Si les Français d’origine arménienne ont parfois eu du mal à se faire comprendre, c’est qu’ils défendaient le cœur de la chose même, alors qu’on leur opposait des débats situés dans les entours de la question. On les abreuvait de problèmes techniques – constitutionalité ou non, vocation du parlement, rôle des historiens, etc. – tandis qu’ils tentaient vainement de ramener cette question en son centre. C’était pour eux une grande douleur à devoir supporter ces discours périphériques aux dépens de l’essentiel. Quelques intellectuels ayant pignon sur rue ne s’y sont d’ailleurs pas trompés. Ils n’ont pas cherché les poux de cette loi comme certains l’ont fait. Leur pensée n’étant altérée par aucun intérêt, ils ont jugé la chose en conscience. C’est tout à l’honneur de Bernard-Henri Lévy, de Michel Onfray et d’autres d’avoir d’emblée pris en compte le sujet en son noyau. Ils auraient eu honte de tergiverser alors que cette loi relative à la pénalisation des génocides est d’abord et avant tout une loi qui préserve la dignité des victimes et l’avenir de l’Europe. Ils ont su tout de suite que le négationnisme était une gangrène qui fait obstacle aux avancées de l’humanisme européen et à l’humanisation des rapports interpersonnels. Que le génocide des Arméniens doit être défendu par une loi, enseigné dans les écoles pour la simple et bonne raison que l’oublier serait une défaite des valeurs qu’il faut sans cesse promouvoir, sans cesse préserver contre ceux qui tentent de les pervertir.
(Qui n’a vu que la Turquie négationniste, dans sa grande monstruosité morale, a opposé valeur contre valeur pour enrayer le vote du sénat ? En effet, rien ne marche plus dans ce genre de débat que de brandir une menace à la liberté d’expression. Les médias français, soucieux de défendre leur pré carré, ont vite fait de tomber dans le piège, oubliant que ce qui était dénoncé en France par les Turcs était largement pratiqué chez eux. Mais qui n’a vu aussi que cette loi était un coup de semonce à l’adresse d’une Turquie qui depuis des années veut entrer armée de son histoire sanglante dans une Europe qui ne la “sent” pas ? Les sénateurs opposés à cette loi ont usé de tous les arguments sauf à dire que le négationnisme ne pouvait avoir pas de place sur tout le territoire européen.
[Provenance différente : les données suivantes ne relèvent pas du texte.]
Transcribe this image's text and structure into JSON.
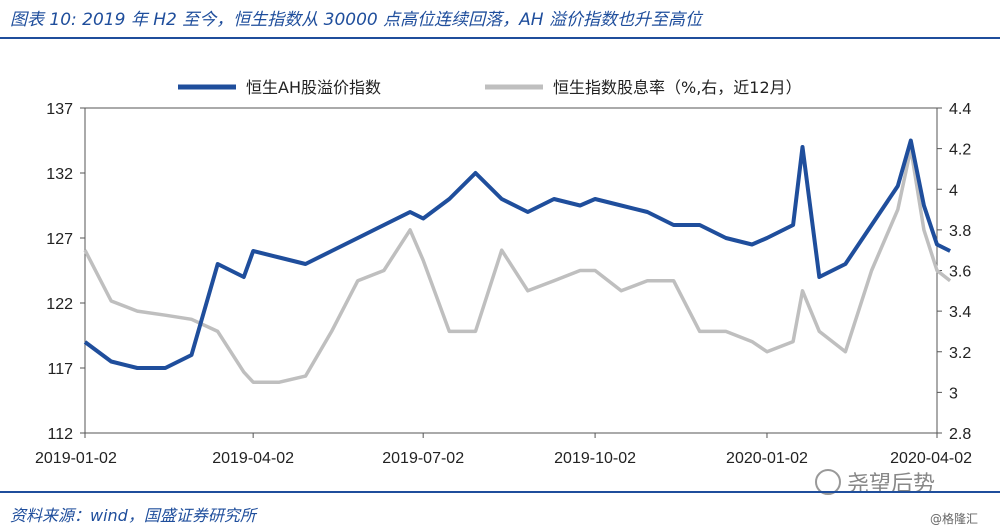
{
  "figure": {
    "title": "图表 10:  2019 年 H2 至今，恒生指数从 30000 点高位连续回落，AH 溢价指数也升至高位",
    "source": "资料来源：wind，国盛证券研究所",
    "watermark": "尧望后势",
    "credit": "@格隆汇"
  },
  "chart_data": {
    "type": "line",
    "title": "",
    "xlabel": "",
    "ylabel": "",
    "grid": false,
    "legend_position": "top-center",
    "x_ticks": [
      "2019-01-02",
      "2019-04-02",
      "2019-07-02",
      "2019-10-02",
      "2020-01-02",
      "2020-04-02"
    ],
    "x": [
      "2019-01-02",
      "2019-01-16",
      "2019-01-30",
      "2019-02-14",
      "2019-02-28",
      "2019-03-14",
      "2019-03-28",
      "2019-04-02",
      "2019-04-16",
      "2019-04-30",
      "2019-05-14",
      "2019-05-28",
      "2019-06-11",
      "2019-06-25",
      "2019-07-02",
      "2019-07-16",
      "2019-07-30",
      "2019-08-13",
      "2019-08-27",
      "2019-09-10",
      "2019-09-24",
      "2019-10-02",
      "2019-10-16",
      "2019-10-30",
      "2019-11-13",
      "2019-11-27",
      "2019-12-11",
      "2019-12-25",
      "2020-01-02",
      "2020-01-16",
      "2020-01-21",
      "2020-01-30",
      "2020-02-13",
      "2020-02-27",
      "2020-03-12",
      "2020-03-19",
      "2020-03-26",
      "2020-04-02",
      "2020-04-09"
    ],
    "y_left": {
      "ticks": [
        112,
        117,
        122,
        127,
        132,
        137
      ],
      "range": [
        112,
        137
      ]
    },
    "y_right": {
      "ticks": [
        2.8,
        3,
        3.2,
        3.4,
        3.6,
        3.8,
        4,
        4.2,
        4.4
      ],
      "range": [
        2.8,
        4.4
      ],
      "label": "%,右"
    },
    "series": [
      {
        "name": "恒生AH股溢价指数",
        "axis": "left",
        "color": "#1f4e9c",
        "values": [
          119,
          117.5,
          117,
          117,
          118,
          125,
          124,
          126,
          125.5,
          125,
          126,
          127,
          128,
          129,
          128.5,
          130,
          132,
          130,
          129,
          130,
          129.5,
          130,
          129.5,
          129,
          128,
          128,
          127,
          126.5,
          127,
          128,
          134,
          124,
          125,
          128,
          131,
          134.5,
          129.5,
          126.5,
          126
        ]
      },
      {
        "name": "恒生指数股息率（%,右，近12月）",
        "axis": "right",
        "color": "#bfbfbf",
        "values": [
          3.7,
          3.45,
          3.4,
          3.38,
          3.36,
          3.3,
          3.1,
          3.05,
          3.05,
          3.08,
          3.3,
          3.55,
          3.6,
          3.8,
          3.65,
          3.3,
          3.3,
          3.7,
          3.5,
          3.55,
          3.6,
          3.6,
          3.5,
          3.55,
          3.55,
          3.3,
          3.3,
          3.25,
          3.2,
          3.25,
          3.5,
          3.3,
          3.2,
          3.6,
          3.9,
          4.2,
          3.8,
          3.6,
          3.55
        ]
      }
    ]
  }
}
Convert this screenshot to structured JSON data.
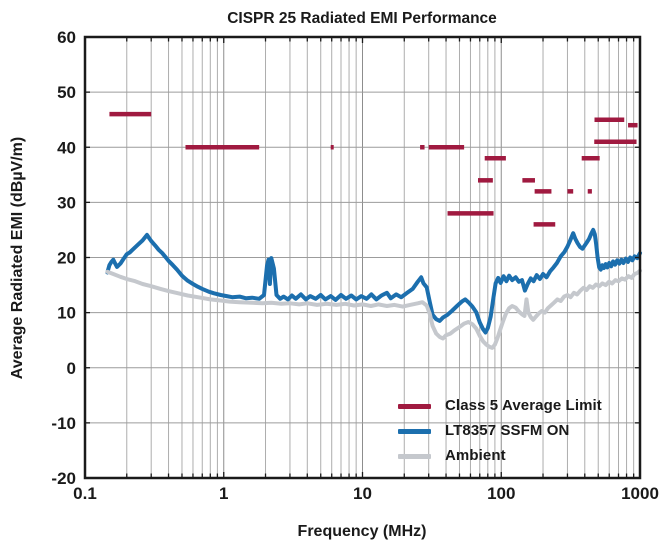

Or, la Turquie veut tout : l’Europe et son propre nationalisme, l’Europe et sa propre invasion de Chypre, l’Europe et sa fermeture des frontières avec l’Arménie, l’Europe et ses propres massacres de Kurdes, L’Europe et son mausolée à Talaat, l’Europe et l’emprisonnement de ses propres intellectuels… Cette persistance à user de la force nous conduit à rire de la naïveté des Verts qui croient que l’Etat turc puisse être contaminé par les valeurs européennes et se purger de ses démons unionistes. D’ailleurs, qui n’a vu que les Turcs de France, brandissant leurs drapeaux devant le Sénat, étaient d’abord turcs avant d’être français ?)
Dans le fond, que réclament les Arméniens de France par le biais de cette loi ? Leur humanité. Leur appartenance au monde des hommes. Car aujourd’hui en France comme hier en Turquie, les Arméniens ont le sentiment d’être niés comme êtres humains à part entière par d’autres hommes. (Hrant Dink ne fut-il pas écarté de la rédaction du journal « Birgun » du fait de ses origines arméniennes ?). L’humanité je vous dis.Encore elle. Le centre. Le coeur du débat.